Accidentally made an imprint on to my pan
August 21, 2010 11:41 AM   Subscribe

How would you clean off an imprint of a towel on a stainless steel pan?

I was doing the dance of the waterdrops test last with my pan and accidentally tried to use a microfibre cloth to wipe away the water beads. The pan singed the cloth where it made contact and now there's a pattern of dots on my pan. You can even feel them if you rub your finger over the pattern so I presume these are melted polyester/nylon/synthetic dots from my kitchen cloth.

I've tried vinegar overnight, boiling with hot water and plain scrubbing to no avail. It's a pretty damn good (and expensive) Calphalon pan so I'm not ready to give up yet. What else can I try?
posted by tksh to Home & Garden (9 answers total)
 
It's stainless steel, try nail polish remover? You aren't going to harm the steel, maybe even try burning it off.

I'd just use steel wool, but it may leave scratches.
posted by Max Power at 11:45 AM on August 21, 2010


I use Barkeeper's Friend for any stubborn deposits on stainless steel pans. Zud cleanser is also good, but I don't like its odor.
posted by wryly at 11:49 AM on August 21, 2010


Baking soda seems to work for these people who've melted plastic on pans: http://chowhound.chow.com/topics/325026
posted by JulianDay at 11:52 AM on August 21, 2010 [1 favorite]

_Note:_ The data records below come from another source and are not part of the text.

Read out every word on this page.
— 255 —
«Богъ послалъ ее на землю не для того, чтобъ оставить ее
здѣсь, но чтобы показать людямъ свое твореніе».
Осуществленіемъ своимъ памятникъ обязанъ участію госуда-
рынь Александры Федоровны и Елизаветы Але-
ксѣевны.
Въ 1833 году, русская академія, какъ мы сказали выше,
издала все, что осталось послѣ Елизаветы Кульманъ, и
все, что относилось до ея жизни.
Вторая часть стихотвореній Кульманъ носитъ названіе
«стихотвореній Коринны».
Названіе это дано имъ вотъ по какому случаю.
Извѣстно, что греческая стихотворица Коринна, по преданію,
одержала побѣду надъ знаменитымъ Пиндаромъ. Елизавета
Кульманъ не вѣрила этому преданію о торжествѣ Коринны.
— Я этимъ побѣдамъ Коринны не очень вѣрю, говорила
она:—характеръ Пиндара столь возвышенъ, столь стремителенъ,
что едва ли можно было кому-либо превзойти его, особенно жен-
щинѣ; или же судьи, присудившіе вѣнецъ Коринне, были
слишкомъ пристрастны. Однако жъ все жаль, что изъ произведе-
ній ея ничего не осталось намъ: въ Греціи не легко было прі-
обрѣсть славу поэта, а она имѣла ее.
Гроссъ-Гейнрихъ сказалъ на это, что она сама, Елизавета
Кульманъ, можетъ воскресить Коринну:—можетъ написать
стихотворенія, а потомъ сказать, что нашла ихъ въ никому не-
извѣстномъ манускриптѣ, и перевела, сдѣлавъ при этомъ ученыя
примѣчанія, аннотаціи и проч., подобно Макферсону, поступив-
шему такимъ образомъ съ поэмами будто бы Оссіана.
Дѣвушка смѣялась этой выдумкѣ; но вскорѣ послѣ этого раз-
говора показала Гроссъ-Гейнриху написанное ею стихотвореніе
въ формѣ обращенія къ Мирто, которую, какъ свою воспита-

Seconding Barkeeper's Friend. As a last resort, I've used foaming oven cleaners but they're pretty noxious.
posted by Majorita at 12:08 PM on August 21, 2010


Scrape it off with the edge of a sterling silver spoon (silver plate would work, but could be damaged), or copper spatula, because those are softer than stainless steel.

I'd recommend copper mesh, but the last one I bought ('chore boy') was actually copper plated steel, presumably because of the high price of copper.
posted by jamjam at 12:10 PM on August 21, 2010


I'd never use steel wool or anything like it on stainless because it will scratch (from what I've seen). Nylon pads - I call them green pads because they are almost always green (though I've seen red ones) though made by many companies - don't scratch and work well.

I'd try boiling water in the pan and scrapping it while the water is boiling (with a wood spoon and/or green pad), if that didn't work I'd add something acidic to the water (like vinegar). Basically, deglaze the pan. Good luck.
posted by Some1 at 12:19 PM on August 21, 2010


Um, Comet or Bon Amie + hot water will take it right off. But only if it is really stainless. Do not use those on a non-stick surface.
posted by jeffamaphone at 2:14 PM on August 21, 2010


Boiling some baking soda did the trick! Had to use a spoon to scrape off the bits but they came right off. The parts where the cloth had melted are now way shinier than rest of the pan and there's some light scratch marks from the spoon but otherwise it's good as before.

Thanks everyone for the quick answers.

NB. I stick with those green pads too with my stainless steel stuff but I was rubbing the pads thin without taking anything off the plastic. Baking soda though, damn wow.
posted by tksh at 3:18 PM on August 21, 2010


I'd never use steel wool or anything like it on stainless because it will scratch (from what I've seen). Nylon pads - I call them green pads because they are almost always green (though I've seen red ones) though made by many companies - don't scratch and work well.

Beware this advice: proper green Scotch Brite pads do scratch stainless! The scratches are softer and look like dull spots (usually with a shiny dot in the middle denoting where the piece of debris used to be). Blue Scotch Brite pads do not scratch stainless, however.

Use plastic to scrape, and then Bar Keepers Friend to polish it out.